Mariz de Oliveira dedicou um capítulo do documento para defender o direito às “garantias da intimidade e da vida privada”, atacando a gravação de conversa feita pelo dono da JBS, o empresário Joesley Batista. Num dos trechos, o advogado usa até a expressão “direito de arapongagem”, numa referência aos policiais que gravavam conversas clandestinamente durante a ditadura.

“É necessário questionar: qual seria o interesse a ser preservado de Joesley Batista? Direito de arapongagem? Direito de obter benefícios absurdos que lhe foram concedidos pelo Procurador-Geral da República em troca da tal gravação? Direito de fazer implodir a economia brasileira, faturar centenas de milhões de dólares com informações privilegiadas, e ainda se refugiar na 5ª Avenida em Nova Iorque, num dos endereços mais caros do mundo?”.

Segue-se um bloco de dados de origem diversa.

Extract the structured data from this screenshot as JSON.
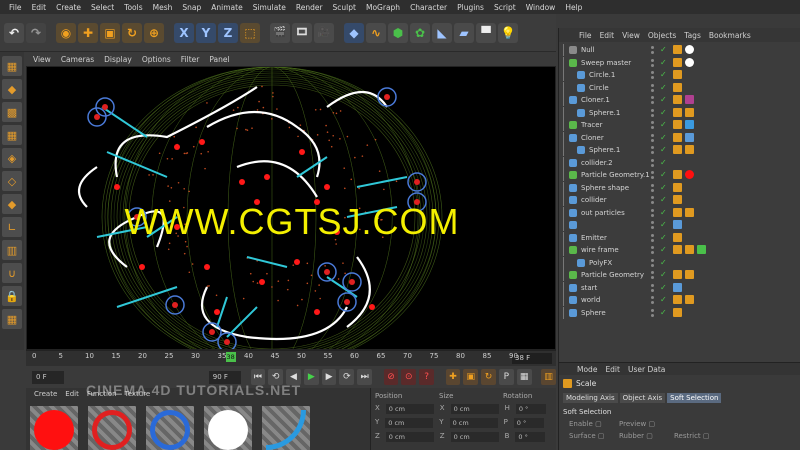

O advogado também afirma que, caso a gravação seja válida, “estaremos fadados a um interminável reality show”:

“E se tal conduta for autorizada em face do líder maior da Nação, todas as autoridades deste país estarão sujeitas a procedimento similar. Todas, sem exceção. Tudo poderá ser gravado, registrado, controlado e divulgado quando bem se entender. Estaremos fadados a um interminável reality show onde não só a governabilidade restará comprometida, mas também os próprios fundamentos nos quais se baseiam o nosso Estado Democrático de Direito”.

O relator escolhido na CCJ, deputado Sérgio Zveiter, deve dar seu parecer sobre a acusação até a próxima segunda-feira.